Mae La Na is an ethnic Thai Yai (Shan) community, located18 km’s from Pang Ma Pha, and framed by the rugged mountains of Mae Hong Son province. This tranquil village lies in a valley, surrounded by paddy fields. On arrival, visitors will notice the beautiful, simple, Shan style Buddhist temple. A river winds gently through the village, complementing the peaceful atmosphere.
The highlights of Mae La Na Community
“Experience Thai Yai lifestyle, history and serene Buddhist culture; explore stunning caves; enjoy traditional Thai massage and a local herbal sauna.”
Why is Mae La Na community special?
Mae La Na’s Shan heritage and Buddhist beliefs are visible in every aspect of daily life. Crafted from golden teak, the temple lies at the heart of the village. Several layers of temple roof slope graciously down and outwards, framing the entrance to the temple. Every month, the villagers participate in Buddhist ceremonies, including the nationally famous “Poy Saang Long” ritual, where young men are carried by relatives to the temple to become novice monks.
The people of Mae La Na have also revived an ancient Shan performance art, known as “Jaad Tai.” Dancers wear elaborate animal costumes, such as deer and peacock. They perform a vibrant dance, which almost convinces the audience that real animals are dancing. Jaad Tai had been forgotten for several decades. In 2000, a group of community members decided to revive this art, so that it would not be lost forever to the younger generation of Shan.
Traditional knowledge about how to produce organic sesame oil has also been successfully passed on, and earns significant income for local people.
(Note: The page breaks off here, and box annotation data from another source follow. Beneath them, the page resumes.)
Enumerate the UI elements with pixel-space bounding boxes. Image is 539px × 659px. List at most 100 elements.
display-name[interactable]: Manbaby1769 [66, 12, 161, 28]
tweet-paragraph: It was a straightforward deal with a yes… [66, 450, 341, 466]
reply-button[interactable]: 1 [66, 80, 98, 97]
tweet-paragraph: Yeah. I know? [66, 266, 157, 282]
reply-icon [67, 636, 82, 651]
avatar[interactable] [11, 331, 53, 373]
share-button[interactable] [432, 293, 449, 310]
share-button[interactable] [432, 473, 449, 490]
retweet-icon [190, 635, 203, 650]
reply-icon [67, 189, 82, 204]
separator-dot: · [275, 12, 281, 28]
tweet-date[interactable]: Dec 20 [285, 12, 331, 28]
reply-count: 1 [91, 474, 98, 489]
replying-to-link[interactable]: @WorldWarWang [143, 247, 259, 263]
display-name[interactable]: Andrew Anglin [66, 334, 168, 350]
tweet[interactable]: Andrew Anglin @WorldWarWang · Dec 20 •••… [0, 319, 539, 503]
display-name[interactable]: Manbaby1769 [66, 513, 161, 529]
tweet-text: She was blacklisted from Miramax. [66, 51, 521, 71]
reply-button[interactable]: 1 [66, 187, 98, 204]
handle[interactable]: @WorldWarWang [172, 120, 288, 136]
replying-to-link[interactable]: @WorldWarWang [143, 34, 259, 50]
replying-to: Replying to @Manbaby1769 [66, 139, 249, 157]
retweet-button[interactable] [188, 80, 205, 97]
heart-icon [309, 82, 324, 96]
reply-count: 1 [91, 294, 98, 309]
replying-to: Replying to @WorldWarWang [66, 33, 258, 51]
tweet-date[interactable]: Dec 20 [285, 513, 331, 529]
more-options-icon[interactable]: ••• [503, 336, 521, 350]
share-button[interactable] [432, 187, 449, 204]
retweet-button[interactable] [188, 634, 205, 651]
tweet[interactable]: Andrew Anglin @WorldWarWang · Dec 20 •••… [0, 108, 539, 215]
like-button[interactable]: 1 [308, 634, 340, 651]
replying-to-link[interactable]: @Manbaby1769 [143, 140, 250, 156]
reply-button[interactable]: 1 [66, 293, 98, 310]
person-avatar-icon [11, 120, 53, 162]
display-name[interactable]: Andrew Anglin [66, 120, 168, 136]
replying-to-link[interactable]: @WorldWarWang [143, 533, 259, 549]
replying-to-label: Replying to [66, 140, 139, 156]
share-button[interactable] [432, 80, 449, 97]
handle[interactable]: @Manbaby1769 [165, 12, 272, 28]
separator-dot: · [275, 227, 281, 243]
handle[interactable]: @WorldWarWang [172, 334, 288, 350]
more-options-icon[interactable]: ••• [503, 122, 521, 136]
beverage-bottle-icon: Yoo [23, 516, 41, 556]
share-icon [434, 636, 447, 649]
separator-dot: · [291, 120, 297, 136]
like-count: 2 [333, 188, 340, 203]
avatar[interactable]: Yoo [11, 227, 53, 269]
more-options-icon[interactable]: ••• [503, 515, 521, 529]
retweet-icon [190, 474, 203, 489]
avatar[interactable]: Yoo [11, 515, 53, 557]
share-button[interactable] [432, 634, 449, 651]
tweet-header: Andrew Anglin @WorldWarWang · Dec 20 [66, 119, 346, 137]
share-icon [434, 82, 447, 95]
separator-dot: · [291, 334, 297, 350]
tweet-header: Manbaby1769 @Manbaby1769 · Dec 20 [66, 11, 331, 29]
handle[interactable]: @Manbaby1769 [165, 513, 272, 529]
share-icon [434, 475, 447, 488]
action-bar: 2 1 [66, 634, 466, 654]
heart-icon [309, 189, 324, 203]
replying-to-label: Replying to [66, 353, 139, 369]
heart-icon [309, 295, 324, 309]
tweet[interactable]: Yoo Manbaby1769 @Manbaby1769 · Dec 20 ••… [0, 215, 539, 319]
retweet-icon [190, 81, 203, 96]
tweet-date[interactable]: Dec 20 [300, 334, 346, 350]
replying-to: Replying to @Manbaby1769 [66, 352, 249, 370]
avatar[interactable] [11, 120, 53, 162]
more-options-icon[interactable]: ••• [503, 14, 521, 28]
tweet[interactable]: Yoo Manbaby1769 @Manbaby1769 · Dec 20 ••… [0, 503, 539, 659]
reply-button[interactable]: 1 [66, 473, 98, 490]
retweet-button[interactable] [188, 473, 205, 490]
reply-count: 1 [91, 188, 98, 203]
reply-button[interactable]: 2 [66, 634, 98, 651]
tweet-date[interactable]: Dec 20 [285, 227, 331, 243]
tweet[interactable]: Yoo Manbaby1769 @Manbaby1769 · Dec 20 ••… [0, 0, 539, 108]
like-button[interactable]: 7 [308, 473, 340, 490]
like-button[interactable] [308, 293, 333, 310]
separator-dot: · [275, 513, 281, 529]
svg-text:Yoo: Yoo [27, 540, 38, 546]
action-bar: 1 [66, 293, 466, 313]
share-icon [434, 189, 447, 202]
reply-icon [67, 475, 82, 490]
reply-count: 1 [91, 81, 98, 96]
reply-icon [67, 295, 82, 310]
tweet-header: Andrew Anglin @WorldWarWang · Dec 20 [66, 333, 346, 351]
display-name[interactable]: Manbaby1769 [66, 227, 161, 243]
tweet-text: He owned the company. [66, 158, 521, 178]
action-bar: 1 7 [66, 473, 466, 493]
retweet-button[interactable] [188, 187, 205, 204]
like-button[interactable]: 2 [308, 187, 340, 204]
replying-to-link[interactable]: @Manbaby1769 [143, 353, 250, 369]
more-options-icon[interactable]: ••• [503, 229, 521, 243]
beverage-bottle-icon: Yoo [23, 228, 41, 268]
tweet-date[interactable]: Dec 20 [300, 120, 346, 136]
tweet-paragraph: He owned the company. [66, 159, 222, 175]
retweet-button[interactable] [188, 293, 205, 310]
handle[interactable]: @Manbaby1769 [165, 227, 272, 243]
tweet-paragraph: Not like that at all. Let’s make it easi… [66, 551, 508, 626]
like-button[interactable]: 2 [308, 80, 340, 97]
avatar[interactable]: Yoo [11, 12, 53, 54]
Outside Mae La Na, the environment is rugged and beautiful. Several caves can be reached within 2-3 hours on foot. These include small, dry caves for soft adventure, as well as serious cave systems, requiring special equipment to explore, which run underground for hundreds of meters, and include stretches of black water. Nature lovers who prefer to stay above ground will enjoy exploring the forest.
Don’t miss this…
Activities for guests:
- Trek to local caves: Several caves can be visited, ranging from 300 meters in length to 12 kilometers. Inside Mae La Na cave, there are underground rivers, waterfalls and exotic wild life. Significant species include the rare Rana bylthill, Neolisso chilus Subterraneus (no-eyed fish), snail, tiny mollusk, solo brook carp, and bat. There are also stalactites and stalagmites, curtain and pearl-shaped limestone formations, and huge subterranean basalt columns.
- Enjoy Shan massage and herbal sauna; The Shan have a long tradition of herbal medicine and massage. Guests can enjoy a relaxing herbal sauna, complemented by fragrant aromas of various medicinal herbs. There is also a traditional Thai massage group, on hand to help guests regenerate after a forest trek.
- Enjoy Jaad Tai dance performance: local dancers, dressed in colorful costumes blend dance with the natural movements of wild animals. This project was initiated by a local teacher, and the group has now been invited to perform around the country. Guests may also be able to watch a sword dancing performance, which was traditionally performed in order to prepare warriors before going into battle.
Green Corner: People and Planet
In 1999, the villagers decided to form their own community based tourism group, in order to share village life with guests, raise funds to conserve natural resources and create income for community members. A local NGO, the Project for Recovery of Life and Culture (PRLC), helped the community to prepare homestays, CBT management and local guides.
The community manages local forest using a zoning system, which divides land around the community into 4 distinct areas:
- Conservation forest. Villagers call this area the “ordained forest,” encompassing an area of 500 rais; (1 rai = 400 m²)
- Watershed forest. villagers established rules for forest management and conservation in this area of 5,000 rais
- Open forest for community use. This area is 500 rais
- Grazing and rotation farming: 4,000 rais is used for farming.